The Militant (logo)  
   Vol. 70/No. 7           February 20, 2006  
 
 
U.S. rulers intensify confrontation with Venezuela
(front page)
 
BY ARGIRIS MALAPANIS  
The U.S. government is accelerating its course of confrontation against Venezuela. On February 3, the U.S. State Department expelled from the United States Jenny Figueredo, chief of staff of the Venezuelan embassy in Washington. U.S. officials told the press the step was taken in retaliation for the expulsion from Venezuela a day earlier of John Correa, a U.S. naval officer whom Caracas accused of spying for Washington.
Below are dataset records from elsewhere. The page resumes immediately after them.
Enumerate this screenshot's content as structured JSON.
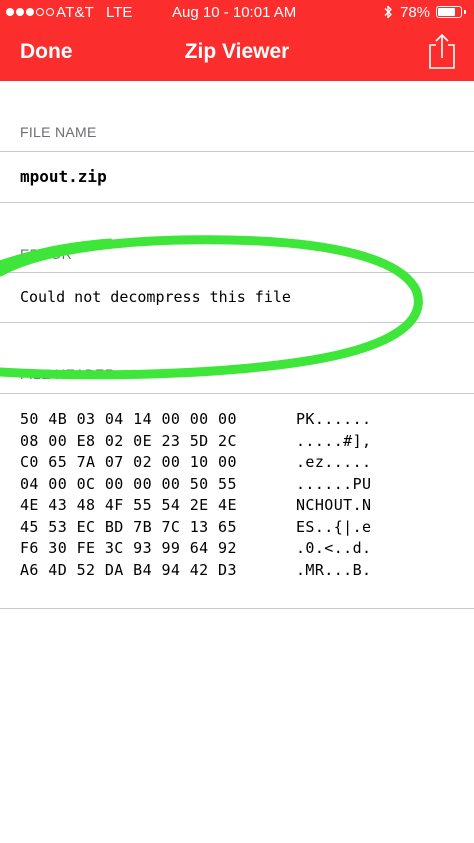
{
  "status_bar": {
    "signal_bars_filled": 3,
    "signal_bars_total": 5,
    "carrier": "AT&T",
    "network": "LTE",
    "datetime": "Aug 10 - 10:01 AM",
    "battery_percent_label": "78%",
    "battery_level": 0.78
  },
  "nav": {
    "done_label": "Done",
    "title": "Zip Viewer",
    "share_icon": "share-icon"
  },
  "sections": {
    "file_name": {
      "header": "FILE NAME",
      "value": "mpout.zip"
    },
    "error": {
      "header": "ERROR",
      "value": "Could not decompress this file"
    },
    "file_header": {
      "header": "FILE HEADER",
      "rows": [
        {
          "bytes": "50 4B 03 04 14 00 00 00",
          "ascii": "PK......"
        },
        {
          "bytes": "08 00 E8 02 0E 23 5D 2C",
          "ascii": ".....#],"
        },
        {
          "bytes": "C0 65 7A 07 02 00 10 00",
          "ascii": ".ez....."
        },
        {
          "bytes": "04 00 0C 00 00 00 50 55",
          "ascii": "......PU"
        },
        {
          "bytes": "4E 43 48 4F 55 54 2E 4E",
          "ascii": "NCHOUT.N"
        },
        {
          "bytes": "45 53 EC BD 7B 7C 13 65",
          "ascii": "ES..{|.e"
        },
        {
          "bytes": "F6 30 FE 3C 93 99 64 92",
          "ascii": ".0.<..d."
        },
        {
          "bytes": "A6 4D 52 DA B4 94 42 D3",
          "ascii": ".MR...B."
        }
      ]
    }
  },
  "colors": {
    "accent": "#fb2d2d",
    "annotation": "#3ee63a",
    "section_header_text": "#6d6d72",
    "divider": "#c8c7cc"
  }
}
On February 2, U.S. secretary of defense Donald Rumsfeld likened Venezuelan president Hugo Chávez to Hitler during a luncheon at the National Press Club. When moderator Jonathan Salant asked Rumsfeld if the election of Evo Morales, a leader of the Movement for Socialism, as the president of Bolivia is part of a troubling trend, Rumsfeld responded that Morales’s victory does worry Washington. “I mean…you’ve got Chávez in Venezuela with a lot of oil money,” Rumsfeld said. “He’s a person who was elected legally just as Adolf Hitler was elected legally and then consolidated power and now is, of course, working with Fidel Castro and Mr. Morales and others. It concerns me.”

“Let the gang in Washington know it: We will stand firm in the country’s defense,” Venezuela’s vice president, José Vicente Rángel, told a crowd that welcomed Figueredo as a hero February 7, when she returned home to Caracas. Rángel accused Washington of unceasing aggression aimed at “destabilizing and overthrowing President Chávez.”

The U.S. government backed a military coup attempt in 2002 and an “oil strike” wealthy capitalists in Venezuela organized a year later to topple the Chávez administration. Both failed due to mass mobilizations by workers and peasants, who have taken advantage of land reform and other laws passed by the government to fight for land, jobs, and decent living conditions.

“If the U.S. government wants to break relations with Venezuela,” Chávez told thousands at a February 4 rally in Caracas, “it wouldn’t cost me anything to shut our refineries in the United States…. And sell our oil to other countries around the world that are asking us to buy more and more fuel and are true allies, like China, India, and European and Latin American countries.”

Venezuela is the fifth-largest oil producer in the world and the third-largest supplier of oil to the United States. Citgo, a U.S. subsidiary of the Venezuelan state-owned oil company PDVSA, owns eight refineries in the United States and 13,500 gas stations.